Current Work

The Passaglia lab has developed a wearable wireless telemetry system for chronic recording of IOP in the ambulatory rat (shown in video below). This system collects IOP at 0.25Hz, allowing the highest resolution analysis of IOP in the ambulatory rat to date. 

Since implementing this device, it has been used to study how IOP in the Brown Norway rat changes on a circadian (~24hr) time scale and on shorter timescales. 

Below, left: IOP elevates from approximately 15mmHg during the light phase to 25-30mmHg during the light phase without developing glaucomatous damage that one might expect with elevated intraocular pressures. This device allows the study of this phenomenon continuously for weeks. 

Below, right: IOP varies on much smaller timescales as well, and with a custom algorithm (A), variation in the IOP data collected with the telemetry system can be parsed into one of three categories (B): transient fluctuations associated with locomotor activity, sustained fluctuations associated with other physiological processes, or baseline IOP which is the resulting waveform after removing the other fluctuations.

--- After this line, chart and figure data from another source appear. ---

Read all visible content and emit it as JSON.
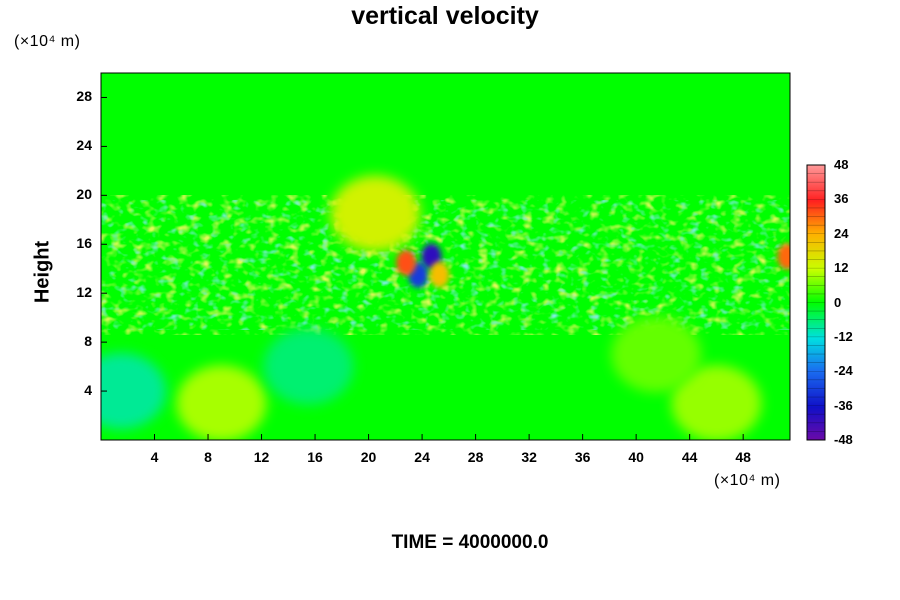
{
  "chart_data": {
    "type": "heatmap",
    "title": "vertical velocity",
    "ylabel": "Height",
    "y_unit": "(×10⁴ m)",
    "x_unit": "(×10⁴ m)",
    "xlim": [
      0,
      51.5
    ],
    "ylim": [
      0,
      30
    ],
    "x_ticks": [
      "4",
      "8",
      "12",
      "16",
      "20",
      "24",
      "28",
      "32",
      "36",
      "40",
      "44",
      "48"
    ],
    "y_ticks": [
      "4",
      "8",
      "12",
      "16",
      "20",
      "24",
      "28"
    ],
    "colorbar": {
      "min": -48,
      "max": 48,
      "ticks": [
        "48",
        "36",
        "24",
        "12",
        "0",
        "-12",
        "-24",
        "-36",
        "-48"
      ]
    },
    "features": [
      {
        "x": 9,
        "y": 3,
        "value": 10
      },
      {
        "x": 46,
        "y": 3,
        "value": 9
      },
      {
        "x": 1.5,
        "y": 4,
        "value": -8
      },
      {
        "x": 15.5,
        "y": 6,
        "value": -6
      },
      {
        "x": 41.5,
        "y": 7,
        "value": 6
      },
      {
        "x": 24.7,
        "y": 15,
        "value": -40
      },
      {
        "x": 23.7,
        "y": 13.5,
        "value": -30
      },
      {
        "x": 22.8,
        "y": 14.5,
        "value": 32
      },
      {
        "x": 25.3,
        "y": 13.5,
        "value": 22
      },
      {
        "x": 20.5,
        "y": 18.5,
        "value": 14
      },
      {
        "x": 51.3,
        "y": 15,
        "value": 30
      }
    ],
    "footer": "TIME = 4000000.0"
  }
}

In the anesthetized rat, various physiological parameters including IOP and mean arterial blood pressure are recorded or manipulated. 

Below, left: (A) ICP is elevated by infusing saline into the lateral ventricle. The response of IOP and MAP to this manipulation of ICP are recorded. (B) Successful targeting of the lateral ventricle is confirmed using histological techniques. 

Below, right: ICP elevation was found to reduce the conventional outflow facility causing an increase in IOP. The results of this paper indicate that this is the result of a neural feedback mechanism to the eye.

The portable feedback-controlled pump manipulates IOP by infusing fluid into the eye via a permanently-implanted cannula. Manipulation of IOP in this manner can be used to measure the resistance of the conventional outflow pathway (the inverse of which is conventional outflow facility). Other applications of this device might be to induce ocular hypertension by supplying a continuous infusion into the eye.